Gallium nitride, or GaN, has been dubbed the silicon of the future and is quickly proliferating throughout the power electronics world due to its wide range of semiconductor applications. But just what is this material and why is causing such a stir in the electronics industry?
What is gallium nitride?
Gallium nitride is a transparent, glass-like material that could one day unseat silicon from its position as the backbone of the technology industry and cut energy consumption worldwide. Made up of gallium and nitrogen, gallium nitride is a wide bandgap semiconductor with faster switching speed, higher thermal conductivity and higher breakdown strength than silicon.
All materials have a ‘bandgap’, which relates to how well they conduct electricity.

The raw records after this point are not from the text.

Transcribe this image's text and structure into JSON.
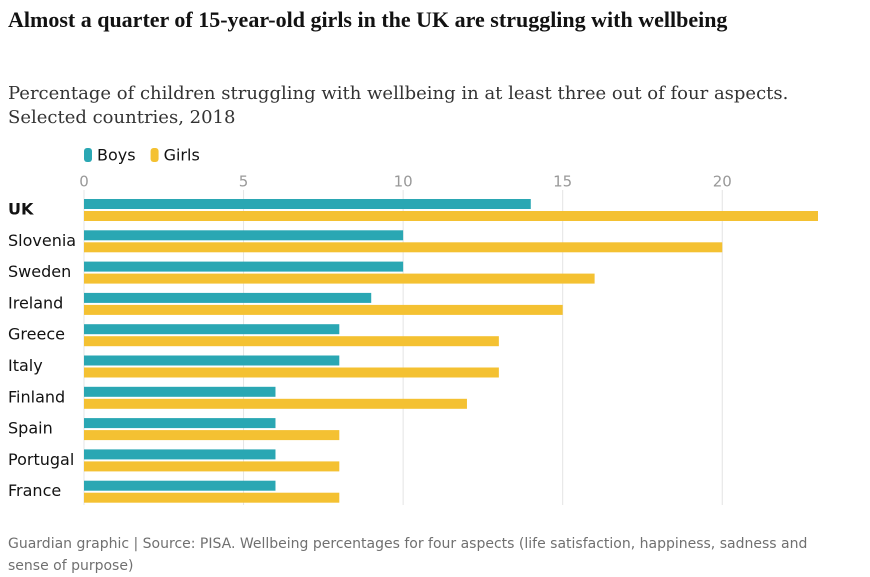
{
  "chart_data": {
    "type": "bar",
    "orientation": "horizontal",
    "title": "Almost a quarter of 15-year-old girls in the UK are struggling with wellbeing",
    "subtitle": "Percentage of children struggling with wellbeing in at least three out of four aspects. Selected countries, 2018",
    "footer": "Guardian graphic | Source: PISA. Wellbeing percentages for four aspects (life satisfaction, happiness, sadness and sense of purpose)",
    "categories": [
      "UK",
      "Slovenia",
      "Sweden",
      "Ireland",
      "Greece",
      "Italy",
      "Finland",
      "Spain",
      "Portugal",
      "France"
    ],
    "series": [
      {
        "name": "Boys",
        "color": "#2aa7b3",
        "values": [
          14,
          10,
          10,
          9,
          8,
          8,
          6,
          6,
          6,
          6
        ]
      },
      {
        "name": "Girls",
        "color": "#f4c132",
        "values": [
          23,
          20,
          16,
          15,
          13,
          13,
          12,
          8,
          8,
          8
        ]
      }
    ],
    "xlim": [
      0,
      23
    ],
    "xticks": [
      0,
      5,
      10,
      15,
      20
    ],
    "grid": true
  }
}
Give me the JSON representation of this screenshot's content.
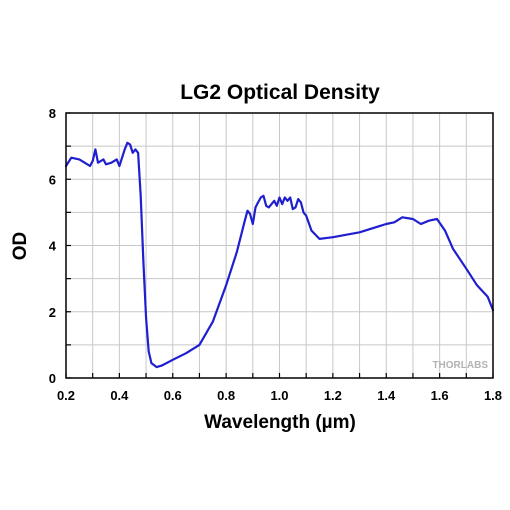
{
  "chart_data": {
    "type": "line",
    "title": "LG2 Optical Density",
    "xlabel": "Wavelength (µm)",
    "ylabel": "OD",
    "xlim": [
      0.2,
      1.8
    ],
    "ylim": [
      0,
      8
    ],
    "x_ticks": [
      "0.2",
      "0.4",
      "0.6",
      "0.8",
      "1.0",
      "1.2",
      "1.4",
      "1.6",
      "1.8"
    ],
    "y_ticks": [
      "0",
      "2",
      "4",
      "6",
      "8"
    ],
    "grid": true,
    "series": [
      {
        "color": "#1f1fcf",
        "points": [
          [
            0.2,
            6.4
          ],
          [
            0.22,
            6.65
          ],
          [
            0.25,
            6.6
          ],
          [
            0.27,
            6.5
          ],
          [
            0.29,
            6.4
          ],
          [
            0.3,
            6.55
          ],
          [
            0.31,
            6.9
          ],
          [
            0.32,
            6.5
          ],
          [
            0.34,
            6.6
          ],
          [
            0.35,
            6.45
          ],
          [
            0.37,
            6.5
          ],
          [
            0.39,
            6.6
          ],
          [
            0.4,
            6.4
          ],
          [
            0.42,
            6.9
          ],
          [
            0.43,
            7.1
          ],
          [
            0.44,
            7.05
          ],
          [
            0.45,
            6.8
          ],
          [
            0.46,
            6.9
          ],
          [
            0.47,
            6.8
          ],
          [
            0.48,
            5.5
          ],
          [
            0.49,
            3.5
          ],
          [
            0.5,
            1.8
          ],
          [
            0.51,
            0.8
          ],
          [
            0.52,
            0.45
          ],
          [
            0.54,
            0.33
          ],
          [
            0.56,
            0.38
          ],
          [
            0.6,
            0.55
          ],
          [
            0.65,
            0.75
          ],
          [
            0.7,
            1.0
          ],
          [
            0.75,
            1.7
          ],
          [
            0.8,
            2.8
          ],
          [
            0.84,
            3.8
          ],
          [
            0.87,
            4.75
          ],
          [
            0.88,
            5.05
          ],
          [
            0.89,
            4.95
          ],
          [
            0.9,
            4.65
          ],
          [
            0.91,
            5.15
          ],
          [
            0.92,
            5.3
          ],
          [
            0.93,
            5.45
          ],
          [
            0.94,
            5.5
          ],
          [
            0.95,
            5.2
          ],
          [
            0.96,
            5.15
          ],
          [
            0.98,
            5.35
          ],
          [
            0.99,
            5.2
          ],
          [
            1.0,
            5.45
          ],
          [
            1.01,
            5.25
          ],
          [
            1.02,
            5.45
          ],
          [
            1.03,
            5.35
          ],
          [
            1.04,
            5.45
          ],
          [
            1.05,
            5.1
          ],
          [
            1.06,
            5.15
          ],
          [
            1.07,
            5.4
          ],
          [
            1.08,
            5.3
          ],
          [
            1.09,
            5.0
          ],
          [
            1.1,
            4.9
          ],
          [
            1.12,
            4.45
          ],
          [
            1.15,
            4.2
          ],
          [
            1.2,
            4.25
          ],
          [
            1.3,
            4.4
          ],
          [
            1.4,
            4.65
          ],
          [
            1.43,
            4.7
          ],
          [
            1.46,
            4.85
          ],
          [
            1.5,
            4.8
          ],
          [
            1.53,
            4.65
          ],
          [
            1.56,
            4.75
          ],
          [
            1.59,
            4.8
          ],
          [
            1.62,
            4.45
          ],
          [
            1.65,
            3.9
          ],
          [
            1.7,
            3.3
          ],
          [
            1.74,
            2.8
          ],
          [
            1.78,
            2.45
          ],
          [
            1.8,
            2.05
          ]
        ]
      }
    ],
    "watermark": "THORLABS"
  }
}
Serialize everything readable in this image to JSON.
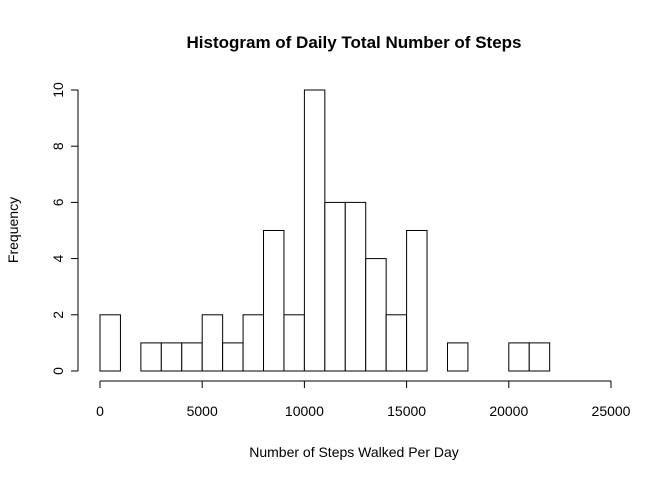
{
  "chart_data": {
    "type": "bar",
    "title": "Histogram of Daily Total Number of Steps",
    "xlabel": "Number of Steps Walked Per Day",
    "ylabel": "Frequency",
    "bin_width": 1000,
    "bins_start": [
      0,
      1000,
      2000,
      3000,
      4000,
      5000,
      6000,
      7000,
      8000,
      9000,
      10000,
      11000,
      12000,
      13000,
      14000,
      15000,
      16000,
      17000,
      18000,
      19000,
      20000,
      21000
    ],
    "values": [
      2,
      0,
      1,
      1,
      1,
      2,
      1,
      2,
      5,
      2,
      10,
      6,
      6,
      4,
      2,
      5,
      0,
      1,
      0,
      0,
      1,
      1
    ],
    "xlim": [
      0,
      25000
    ],
    "ylim": [
      0,
      10
    ],
    "x_ticks": [
      0,
      5000,
      10000,
      15000,
      20000,
      25000
    ],
    "y_ticks": [
      0,
      2,
      4,
      6,
      8,
      10
    ],
    "grid": false,
    "legend": "none"
  }
}
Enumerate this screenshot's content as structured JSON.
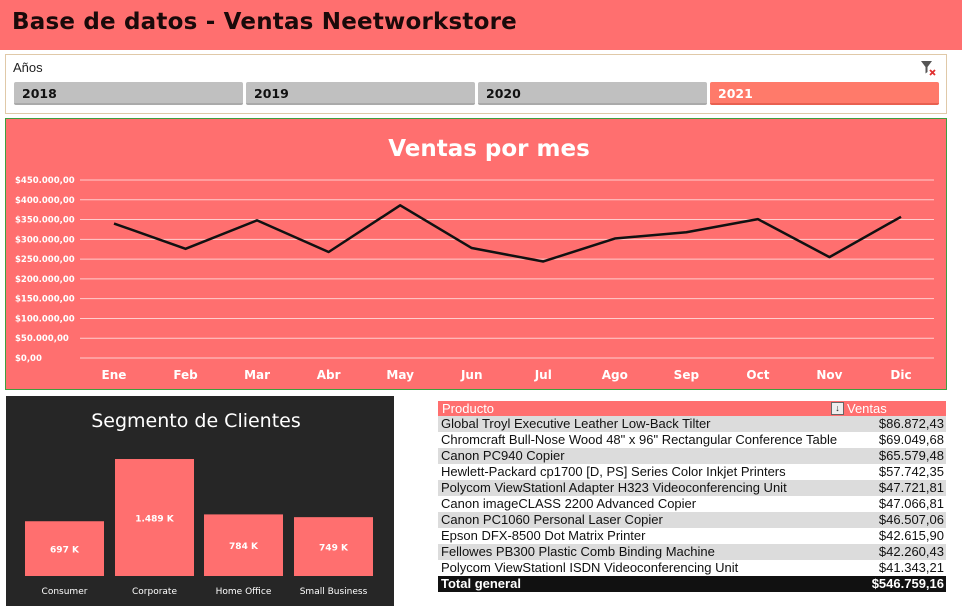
{
  "header": {
    "title": "Base de datos - Ventas Neetworkstore"
  },
  "slicer": {
    "label": "Años",
    "clear_icon": "clear-filter-icon",
    "years": [
      {
        "label": "2018",
        "selected": false
      },
      {
        "label": "2019",
        "selected": false
      },
      {
        "label": "2020",
        "selected": false
      },
      {
        "label": "2021",
        "selected": true
      }
    ]
  },
  "colors": {
    "accent": "#ff6f6f",
    "selected": "#ff7a6a",
    "dark": "#262626",
    "line": "#111111"
  },
  "chart_data": [
    {
      "type": "line",
      "title": "Ventas por mes",
      "categories": [
        "Ene",
        "Feb",
        "Mar",
        "Abr",
        "May",
        "Jun",
        "Jul",
        "Ago",
        "Sep",
        "Oct",
        "Nov",
        "Dic"
      ],
      "values": [
        340000,
        276000,
        348000,
        268000,
        386000,
        278000,
        244000,
        302000,
        318000,
        351000,
        255000,
        357000
      ],
      "y_ticks": [
        "$0,00",
        "$50.000,00",
        "$100.000,00",
        "$150.000,00",
        "$200.000,00",
        "$250.000,00",
        "$300.000,00",
        "$350.000,00",
        "$400.000,00",
        "$450.000,00"
      ],
      "ylim": [
        0,
        450000
      ],
      "grid": true
    },
    {
      "type": "bar",
      "title": "Segmento de Clientes",
      "categories": [
        "Consumer",
        "Corporate",
        "Home Office",
        "Small Business"
      ],
      "values": [
        697,
        1489,
        784,
        749
      ],
      "data_labels": [
        "697 K",
        "1.489 K",
        "784 K",
        "749 K"
      ],
      "ylim": [
        0,
        1700
      ],
      "grid": false
    }
  ],
  "pivot": {
    "header_product": "Producto",
    "header_sales": "Ventas",
    "sort_icon": "sort-descending-icon",
    "rows": [
      {
        "name": "Global Troyl Executive Leather Low-Back Tilter",
        "value": "$86.872,43"
      },
      {
        "name": "Chromcraft Bull-Nose Wood 48\" x 96\" Rectangular Conference Table",
        "value": "$69.049,68"
      },
      {
        "name": "Canon PC940 Copier",
        "value": "$65.579,48"
      },
      {
        "name": "Hewlett-Packard cp1700 [D, PS] Series Color Inkjet Printers",
        "value": "$57.742,35"
      },
      {
        "name": "Polycom ViewStationl Adapter H323 Videoconferencing Unit",
        "value": "$47.721,81"
      },
      {
        "name": "Canon imageCLASS 2200 Advanced Copier",
        "value": "$47.066,81"
      },
      {
        "name": "Canon PC1060 Personal Laser Copier",
        "value": "$46.507,06"
      },
      {
        "name": "Epson DFX-8500 Dot Matrix Printer",
        "value": "$42.615,90"
      },
      {
        "name": "Fellowes PB300 Plastic Comb Binding Machine",
        "value": "$42.260,43"
      },
      {
        "name": "Polycom ViewStationl ISDN Videoconferencing Unit",
        "value": "$41.343,21"
      }
    ],
    "total_label": "Total general",
    "total_value": "$546.759,16"
  }
}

The wide bandgap of GaN allows it to sustain higher voltages than silicon and for the current to run through the device more quickly. That makes GaN electronics more efficient than their silicon counterparts and allows for charging devices that are not only smaller but that also use between 10% and 25% less energy.
How are gallium nitride devices made?
One benefit of the rise in the usage of GaN as a semiconductor is the fact that it can be produced using standard silicon manufacturing procedures and in the same factories that currently produce silicon semiconductors without significant reinvestment. However, it is worth saying that to get the most out of GaN, specialist factories would have to be developed.
As GaN devices are so much more efficient than traditional silicon semiconductors, much smaller GaN devices can deliver the same level of performance as silicon semiconductors. That means many more equivalent GaN devices can be produced per wafer, which reduces the cost of manufacturing and leads to significant savings.
The benefits of gallium nitride
Silicon, which is still the semiconductor of choice for most applications, has plenty going for it. It’s very safe, inexpensive and is compatible with most of our existing semiconductor technologies. However, as devices become more powerful, it’s very quickly reaching its limits, and that’s where the benefits of GaN are really felt.
Innovative power design engineers are now taking advantage of the benefits of GaN to open up new possibilities. The benefits include:
- Reduced energy costs - GaN is inherently more efficient than silicon so less energy is lost as heat. That also leads to smaller sizes and lower material costs.
- Higher breakdown voltage - GaN is ten times more capable of supporting high voltage designs before failing. That makes it superior to silicon in high voltage circuits.
- Higher power density - High operational temperatures and switching frequencies than silicon lead to lower cooling requirements, smaller heat sinks, air cooling rather than liquid cooling and reduced magnetics.
- Higher switching speed - This allows smaller inductors and capacitors to be used in power circuits, reduces the acoustic noise in motor drive applications and enables wireless power transfer at higher powers. The result is a higher level of overall efficiency.
- Lower system costs - Although GaN semiconductors are generally higher cost than silicon, reductions in the size and cost of other components, such as filters, cooling and capacitive circuit elements, lead to typical system savings of 10-20%.
- Higher max operating temperature - GaN is able to operate at higher temperatures with a similar expected lifetime as silicon, or at similar temperatures with a longer life.
What are the applications of gallium nitride?
Gallium nitride has the potential to revolutionise all sorts of power systems. It has long been used in the production of LEDs and RF components but it is now moving to mainstream acceptance across several power switching and conversion applications.
It is finding uses in the mobile phone and laptop industry, with WiFi and GSM signals being transmitted and received using GaN RF devices. It’s also being increasingly used in the chargers and adapters that power these devices. GaN-based products can also increasingly be found in solar power installations.
However, it’s the automotive industry that provides perhaps the biggest growth area for gallium nitride devices. It is becoming the technology of choice for power conversion and fast charging in hybrid and electric cars, providing both a more efficient and more environmentally friendly solution.